We then have a binary classification problem. Here we have tried two classificaiton models: Multinomial Naive Bayes classifier and Logistic Regression Classifier.  
Evaluating the performance of a model by training and testing on the same dataset can lead to overfitting. To prevent that, Cross-Validation technique is used where under the k-fold CV approach, the training set is split into k smaller sets, where a model is trained using k-1 of the folds as training data and the model is validated on the remaining part.  
I've first tried using models with their default parameters to classify sentiments, and I've evaluated their performances in terms of accuracy, precision, recall, and f1 using cross-validation.  

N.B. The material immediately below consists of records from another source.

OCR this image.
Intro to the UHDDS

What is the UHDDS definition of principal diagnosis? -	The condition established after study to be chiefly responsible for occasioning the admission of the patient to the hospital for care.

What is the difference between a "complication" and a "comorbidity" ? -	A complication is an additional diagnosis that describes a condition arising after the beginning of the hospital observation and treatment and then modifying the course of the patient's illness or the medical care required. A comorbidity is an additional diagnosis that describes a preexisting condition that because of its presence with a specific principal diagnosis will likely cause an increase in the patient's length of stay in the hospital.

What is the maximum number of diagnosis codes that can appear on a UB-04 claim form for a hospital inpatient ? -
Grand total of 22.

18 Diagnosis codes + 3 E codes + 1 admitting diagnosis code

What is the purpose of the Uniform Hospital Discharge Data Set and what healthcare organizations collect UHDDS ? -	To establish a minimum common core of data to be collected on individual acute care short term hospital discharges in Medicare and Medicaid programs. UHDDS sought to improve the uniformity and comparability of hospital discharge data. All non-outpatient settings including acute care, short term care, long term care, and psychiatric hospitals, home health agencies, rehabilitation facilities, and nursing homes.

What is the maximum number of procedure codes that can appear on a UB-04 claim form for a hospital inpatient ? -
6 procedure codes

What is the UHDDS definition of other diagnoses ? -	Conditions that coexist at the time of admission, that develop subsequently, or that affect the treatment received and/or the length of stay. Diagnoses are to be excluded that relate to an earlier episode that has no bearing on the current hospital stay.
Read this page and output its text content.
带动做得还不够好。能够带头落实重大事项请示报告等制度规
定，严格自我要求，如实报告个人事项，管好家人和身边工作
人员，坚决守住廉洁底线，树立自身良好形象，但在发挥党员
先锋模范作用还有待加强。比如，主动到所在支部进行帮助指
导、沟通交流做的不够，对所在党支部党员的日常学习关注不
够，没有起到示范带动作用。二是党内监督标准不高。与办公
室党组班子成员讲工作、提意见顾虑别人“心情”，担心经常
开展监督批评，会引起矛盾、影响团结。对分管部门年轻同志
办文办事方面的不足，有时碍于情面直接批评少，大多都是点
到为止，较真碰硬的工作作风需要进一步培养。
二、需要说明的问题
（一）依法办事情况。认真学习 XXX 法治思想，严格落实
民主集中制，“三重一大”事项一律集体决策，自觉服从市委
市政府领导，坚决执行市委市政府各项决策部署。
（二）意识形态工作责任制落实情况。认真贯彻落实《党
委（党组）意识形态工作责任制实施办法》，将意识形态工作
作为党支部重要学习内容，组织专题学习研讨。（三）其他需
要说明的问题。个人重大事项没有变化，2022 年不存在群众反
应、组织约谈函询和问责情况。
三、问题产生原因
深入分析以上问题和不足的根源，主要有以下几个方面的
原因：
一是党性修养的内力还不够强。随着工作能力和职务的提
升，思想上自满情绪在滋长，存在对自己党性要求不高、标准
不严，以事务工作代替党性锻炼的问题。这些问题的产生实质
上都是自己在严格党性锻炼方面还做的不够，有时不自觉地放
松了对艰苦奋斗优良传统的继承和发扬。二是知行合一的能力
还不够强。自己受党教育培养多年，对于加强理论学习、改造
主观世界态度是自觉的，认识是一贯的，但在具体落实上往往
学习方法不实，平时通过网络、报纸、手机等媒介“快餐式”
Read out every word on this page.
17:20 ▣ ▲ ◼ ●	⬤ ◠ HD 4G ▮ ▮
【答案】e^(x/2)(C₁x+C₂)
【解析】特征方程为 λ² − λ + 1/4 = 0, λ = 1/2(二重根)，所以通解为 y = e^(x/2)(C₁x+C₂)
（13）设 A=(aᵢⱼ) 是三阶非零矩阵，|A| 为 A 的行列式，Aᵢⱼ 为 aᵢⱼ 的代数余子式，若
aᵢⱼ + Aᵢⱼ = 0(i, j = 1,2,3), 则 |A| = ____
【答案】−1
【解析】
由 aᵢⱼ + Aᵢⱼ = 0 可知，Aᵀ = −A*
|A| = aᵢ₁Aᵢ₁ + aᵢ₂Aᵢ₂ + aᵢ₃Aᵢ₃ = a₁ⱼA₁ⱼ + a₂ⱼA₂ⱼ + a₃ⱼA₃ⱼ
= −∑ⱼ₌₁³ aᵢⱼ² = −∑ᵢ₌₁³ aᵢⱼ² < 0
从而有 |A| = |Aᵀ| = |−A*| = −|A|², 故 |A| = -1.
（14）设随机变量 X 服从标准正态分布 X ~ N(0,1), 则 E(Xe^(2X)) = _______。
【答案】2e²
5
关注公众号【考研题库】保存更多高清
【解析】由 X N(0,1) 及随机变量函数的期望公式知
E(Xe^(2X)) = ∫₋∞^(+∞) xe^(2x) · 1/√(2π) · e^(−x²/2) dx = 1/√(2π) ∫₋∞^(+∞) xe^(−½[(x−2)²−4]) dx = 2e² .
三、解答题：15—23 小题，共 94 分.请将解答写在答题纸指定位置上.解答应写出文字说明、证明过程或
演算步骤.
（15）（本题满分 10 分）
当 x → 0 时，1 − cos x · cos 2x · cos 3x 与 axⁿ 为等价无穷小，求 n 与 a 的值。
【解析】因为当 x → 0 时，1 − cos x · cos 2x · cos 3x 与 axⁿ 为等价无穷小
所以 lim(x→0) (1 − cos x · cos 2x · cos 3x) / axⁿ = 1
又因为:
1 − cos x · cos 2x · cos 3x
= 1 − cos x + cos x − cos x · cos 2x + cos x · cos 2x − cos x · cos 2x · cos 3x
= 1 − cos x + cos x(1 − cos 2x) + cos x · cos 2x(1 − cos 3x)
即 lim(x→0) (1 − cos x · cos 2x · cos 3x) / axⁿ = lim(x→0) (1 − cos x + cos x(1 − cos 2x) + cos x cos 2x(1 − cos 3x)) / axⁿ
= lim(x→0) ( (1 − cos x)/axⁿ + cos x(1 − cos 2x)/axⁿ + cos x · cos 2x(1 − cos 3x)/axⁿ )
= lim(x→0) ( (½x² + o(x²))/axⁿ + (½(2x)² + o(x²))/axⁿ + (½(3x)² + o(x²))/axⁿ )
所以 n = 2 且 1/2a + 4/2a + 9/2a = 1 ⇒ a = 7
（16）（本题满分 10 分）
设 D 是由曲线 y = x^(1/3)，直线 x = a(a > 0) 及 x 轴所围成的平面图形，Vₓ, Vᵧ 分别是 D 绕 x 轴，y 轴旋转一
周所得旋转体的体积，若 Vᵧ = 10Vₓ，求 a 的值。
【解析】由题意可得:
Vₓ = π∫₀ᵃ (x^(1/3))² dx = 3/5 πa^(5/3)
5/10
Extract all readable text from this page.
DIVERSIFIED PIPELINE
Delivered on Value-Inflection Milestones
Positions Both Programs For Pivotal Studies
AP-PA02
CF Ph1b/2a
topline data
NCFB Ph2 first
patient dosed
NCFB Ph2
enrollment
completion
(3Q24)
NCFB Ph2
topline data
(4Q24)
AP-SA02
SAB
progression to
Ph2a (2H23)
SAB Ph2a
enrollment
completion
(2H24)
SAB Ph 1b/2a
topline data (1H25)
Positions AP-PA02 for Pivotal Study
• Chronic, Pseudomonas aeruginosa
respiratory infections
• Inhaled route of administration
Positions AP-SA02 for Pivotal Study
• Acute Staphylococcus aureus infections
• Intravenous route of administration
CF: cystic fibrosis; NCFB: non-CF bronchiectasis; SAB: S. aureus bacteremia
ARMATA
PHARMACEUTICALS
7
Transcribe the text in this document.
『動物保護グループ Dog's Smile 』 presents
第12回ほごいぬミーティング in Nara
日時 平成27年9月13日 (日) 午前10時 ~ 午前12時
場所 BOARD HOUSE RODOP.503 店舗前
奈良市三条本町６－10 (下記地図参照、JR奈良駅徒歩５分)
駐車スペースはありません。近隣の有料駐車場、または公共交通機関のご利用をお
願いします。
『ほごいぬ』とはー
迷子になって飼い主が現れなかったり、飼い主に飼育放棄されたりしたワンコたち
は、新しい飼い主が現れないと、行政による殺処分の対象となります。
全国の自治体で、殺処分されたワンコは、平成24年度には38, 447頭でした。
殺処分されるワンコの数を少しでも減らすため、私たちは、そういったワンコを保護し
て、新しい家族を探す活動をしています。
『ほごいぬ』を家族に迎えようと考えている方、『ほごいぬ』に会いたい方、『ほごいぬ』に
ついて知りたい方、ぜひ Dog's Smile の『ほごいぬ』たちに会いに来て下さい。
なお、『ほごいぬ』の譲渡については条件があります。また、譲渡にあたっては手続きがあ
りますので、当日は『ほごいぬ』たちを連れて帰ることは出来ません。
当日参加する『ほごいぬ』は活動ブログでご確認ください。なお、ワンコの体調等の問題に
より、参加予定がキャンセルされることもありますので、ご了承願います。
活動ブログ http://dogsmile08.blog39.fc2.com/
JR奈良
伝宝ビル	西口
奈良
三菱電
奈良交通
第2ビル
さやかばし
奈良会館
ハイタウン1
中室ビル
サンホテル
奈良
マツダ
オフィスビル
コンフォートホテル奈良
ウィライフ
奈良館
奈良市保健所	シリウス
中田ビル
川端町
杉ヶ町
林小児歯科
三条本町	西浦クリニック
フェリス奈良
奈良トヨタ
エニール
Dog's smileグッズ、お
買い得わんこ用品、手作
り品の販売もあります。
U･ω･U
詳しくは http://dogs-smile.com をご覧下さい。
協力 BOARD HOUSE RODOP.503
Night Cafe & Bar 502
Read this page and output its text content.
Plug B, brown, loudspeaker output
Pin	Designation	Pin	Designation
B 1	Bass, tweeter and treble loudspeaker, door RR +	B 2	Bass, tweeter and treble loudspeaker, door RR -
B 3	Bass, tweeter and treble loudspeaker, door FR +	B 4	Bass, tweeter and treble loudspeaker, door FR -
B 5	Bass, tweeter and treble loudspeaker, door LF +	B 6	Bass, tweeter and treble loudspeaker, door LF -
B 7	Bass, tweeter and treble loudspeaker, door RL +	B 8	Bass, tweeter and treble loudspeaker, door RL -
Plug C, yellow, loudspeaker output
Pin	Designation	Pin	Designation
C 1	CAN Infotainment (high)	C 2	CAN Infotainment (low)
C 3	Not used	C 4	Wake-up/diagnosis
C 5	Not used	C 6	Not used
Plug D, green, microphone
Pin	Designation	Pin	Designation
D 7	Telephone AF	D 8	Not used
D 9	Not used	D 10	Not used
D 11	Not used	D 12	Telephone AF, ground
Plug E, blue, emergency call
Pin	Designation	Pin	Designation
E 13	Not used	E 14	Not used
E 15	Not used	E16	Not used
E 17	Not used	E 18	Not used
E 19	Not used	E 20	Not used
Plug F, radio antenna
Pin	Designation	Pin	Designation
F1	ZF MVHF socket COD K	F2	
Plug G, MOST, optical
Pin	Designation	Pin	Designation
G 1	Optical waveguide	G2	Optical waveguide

Next, I did hyperparameter tuning for both models seperately. With the result of the optimized hyperparameters, I have evaluated each model using recall score for both the training and test data using cross validation. I've picked the Multinomial Naive Bayes classifier with alpha equal to 0.1 as the final model since it gave a higher cross-validation recall score than the Logistic Regression Classifier by 0.13, and the performances on the test set were the same for both models in terms of recall score.
Therefor, if we use our chosen model for negative tweets dectection, it's expected to dectect around 69% of negative tweets.